How to name modules, automatic and otherwise
Robert Scholte
rfscholte at apache.org
Mon Feb 20 17:50:38 UTC 2017
On Fri, 17 Feb 2017 11:45:14 +0100, Remi Forax <forax at univ-mlv.fr> wrote:
> I agree that
> - we should not bake the Maven way of specify identifiers into the
> language.
> - we should not drop automatic modules, this is a practical way to do
> the migration if you are maintaining an application.
>
> On the addition of Module-Name attribute, i can understand that it's a
> simple way to reserve a name. I will agree to introduce that in the spec
> only if Robert and Brian finds that an automatic module with a
> Module-Name attribute is something that can be pushed on Maven Central.
> Otherwise, specifying a Module-Name is not very different of writing a
> module-info.java with everything exported (i see the fact that a regular
> module can not access to the classpath unlike an automatic module as a
> bonus).
This looks fine to me. It will close the gap where you want to be able to
give your project a module name for others to be used, in case you cannot
write a module-info file because it would depend on automodules.
I'm investigating some ideas which should prevent projects specifying
references to automodules to be published to Central.
>
> I fully disagree on the idea of using short names for module, the Java
> community is too big for this kind of shortcut, the reverse DNS prefix
> have serve us well and counting the number of keystrokes is not a good
> metric.
> I've spend some time with Herve Boutemy last Tuesday night (and early
> Wednesday) to discuss about existing modules in Maven Central interropt.
> The Maven group id is something you have to ask before being able to
> publish on Maven Central, so it's more a Maven Central group id that a
> Maven group id. We should recommend that existing module on Maven
> Central should use a name that starts with the Maven Central group id.
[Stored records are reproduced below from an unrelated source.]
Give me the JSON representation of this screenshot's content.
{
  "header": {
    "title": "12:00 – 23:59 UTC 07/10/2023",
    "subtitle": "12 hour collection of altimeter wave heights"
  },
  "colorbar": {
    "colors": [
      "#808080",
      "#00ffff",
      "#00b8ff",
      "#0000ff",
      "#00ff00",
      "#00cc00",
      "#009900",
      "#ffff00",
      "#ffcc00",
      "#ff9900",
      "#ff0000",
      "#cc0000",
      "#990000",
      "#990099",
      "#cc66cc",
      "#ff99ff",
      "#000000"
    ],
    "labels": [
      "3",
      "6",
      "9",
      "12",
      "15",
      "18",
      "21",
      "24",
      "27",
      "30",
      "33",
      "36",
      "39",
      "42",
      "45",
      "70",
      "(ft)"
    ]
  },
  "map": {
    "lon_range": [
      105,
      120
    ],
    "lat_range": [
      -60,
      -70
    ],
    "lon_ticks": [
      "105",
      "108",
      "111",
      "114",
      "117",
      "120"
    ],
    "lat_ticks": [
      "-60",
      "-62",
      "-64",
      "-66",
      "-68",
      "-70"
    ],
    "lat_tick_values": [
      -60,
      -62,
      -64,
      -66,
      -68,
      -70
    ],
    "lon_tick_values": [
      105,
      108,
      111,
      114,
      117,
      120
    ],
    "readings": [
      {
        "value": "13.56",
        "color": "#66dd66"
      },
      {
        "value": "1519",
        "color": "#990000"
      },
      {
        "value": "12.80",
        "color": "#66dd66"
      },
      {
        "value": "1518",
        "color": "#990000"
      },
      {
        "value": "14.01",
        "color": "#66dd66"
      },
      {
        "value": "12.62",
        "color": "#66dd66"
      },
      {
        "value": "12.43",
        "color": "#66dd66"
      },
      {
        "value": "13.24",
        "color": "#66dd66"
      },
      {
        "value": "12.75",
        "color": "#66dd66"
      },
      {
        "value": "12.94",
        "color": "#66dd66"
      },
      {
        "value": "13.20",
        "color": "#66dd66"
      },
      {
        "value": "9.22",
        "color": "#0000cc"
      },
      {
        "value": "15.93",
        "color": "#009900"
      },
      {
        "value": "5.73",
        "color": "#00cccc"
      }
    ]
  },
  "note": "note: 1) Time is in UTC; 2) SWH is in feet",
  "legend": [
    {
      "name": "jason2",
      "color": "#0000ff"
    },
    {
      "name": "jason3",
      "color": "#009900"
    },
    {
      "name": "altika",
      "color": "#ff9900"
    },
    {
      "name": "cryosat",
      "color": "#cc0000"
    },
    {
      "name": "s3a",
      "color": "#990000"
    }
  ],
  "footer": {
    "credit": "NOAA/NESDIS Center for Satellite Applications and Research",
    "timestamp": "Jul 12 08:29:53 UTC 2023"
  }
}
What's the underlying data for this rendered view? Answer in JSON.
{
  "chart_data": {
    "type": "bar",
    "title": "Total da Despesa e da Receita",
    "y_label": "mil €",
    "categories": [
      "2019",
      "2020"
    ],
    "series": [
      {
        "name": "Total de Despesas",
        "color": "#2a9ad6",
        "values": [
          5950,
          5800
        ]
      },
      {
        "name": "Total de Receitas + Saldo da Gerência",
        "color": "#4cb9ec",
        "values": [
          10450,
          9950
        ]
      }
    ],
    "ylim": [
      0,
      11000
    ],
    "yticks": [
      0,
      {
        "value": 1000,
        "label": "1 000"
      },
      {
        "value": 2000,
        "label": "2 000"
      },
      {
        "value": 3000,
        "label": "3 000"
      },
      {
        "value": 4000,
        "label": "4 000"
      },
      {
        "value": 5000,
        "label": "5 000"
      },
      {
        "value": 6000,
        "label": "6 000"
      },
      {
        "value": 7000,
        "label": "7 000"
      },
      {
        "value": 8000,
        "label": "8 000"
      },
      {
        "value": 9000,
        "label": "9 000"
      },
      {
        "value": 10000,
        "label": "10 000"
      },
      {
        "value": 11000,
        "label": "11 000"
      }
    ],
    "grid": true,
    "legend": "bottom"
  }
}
> By example, Google's Guava should be com.google.guava or
> com.google.guava.core (or anything else that starts with
> com.google.guava).
>
> This will solve the name collisions issues between artifacts of Maven
> Central at least.
From JPMS I understand that in the end this is simply an identifier. What
it looks like, it doesn't matter, as long as it is uniquely resolved on
the module path.
There is this kind of trust where developers should pick there module name
wisely, otherwise their project won't work in a modular world. In case of
classes there are the same issues, but there were these tricks of class
path order or package relocation to solve collisions, but that's not
possible with modules.
Choosing the right name will be very important, and it better not match
only the artifactId.
thanks,
Robert
>
> Rémi
>
> ----- Mail original -----
>> De: "mark reinhold" <mark.reinhold at oracle.com>
>> À: jpms-spec-experts at openjdk.java.net
>> Envoyé: Jeudi 16 Février 2017 17:48:27
>> Objet: How to name modules, automatic and otherwise
>
>> This note is in reply to the concerns about automatic modules raised by
>> Robert Scholte and Brian Fox [1], and by Stephen Colebourne and others
>> [2]. I've collected my conclusions here rather than in separate
>> messages
>> because there are several distinct yet intertwined issues.
>>
>> Summary:
>>
>> - Module names should not include Maven group identifiers, because
>> modules are more abstract than the artifacts that define them.
>>
>> - Module names should use the reverse-domain-name-prefix convention
>> or, preferably, the project-name-prefix convention.
>>
>> - We should not abandon automatic modules, since they are a key tool
>> for migration and adoption.
>>
>> - We can address the problems of automatic modules with two fairly
>> minor technical enhancements.
>>
>> If any of these points strikes you as controversial, please read on!
>>
>> * * *
>>
>> Module names should not include Maven group identifiers, as Robert
>> Scholte and Brian Fox suggest [1], even for modules declared explicitly
>> in `module-info.java` files. Modules in JPMS are a construct of the
>> Java
>> programming language, implemented in both the compiler and the virtual
>> machine. As such, they are more abstract entities than the artifacts
>> that define them. This distinction is useful, both conceptually and
>> practically, hence module names should remain more abstract.
>>
>> This distinction is useful conceptually because it makes it easier, as
>> we read source code, to think clearly about the nature of a module. We
>> can reason about a module's dependences, exports, services, and so forth
>> without cluttering our minds with the details of group identifiers and
>> version constraints. Today, e.g., we can write, and read:
>>
>> module foo.data {
>> exports com.bar.foo.data;
>> requires hibernate.core;
>> requires hibernate.jcache;
>> requires hibernate.validator;
>> }
>>
>> If we were to extend the syntax of module names to include group
>> identifiers, and encourage people to use them, then we'd be faced with
>> something much more verbose:
>>
>> module com.bar:foo.data {
>> exports com.bar.foo.data;
>> requires org.hibernate:hibernate.core;
>> requires org.hibernate:hibernate.jcache;
>> requires org.hibernate:hibernate.validator;
>> }
>>
>> Group identifiers make perfect sense in the context of a build system
>> such as Maven, where they bring necessary structure to the names of the
>> millions of artifacts available across different repositories. Such
>> structure is superfluous and distracting in the context of a module
>> system, where the number of relevant modules in any particular situation
>> is more likely to be in the tens, or hundreds, or (rarely) thousands.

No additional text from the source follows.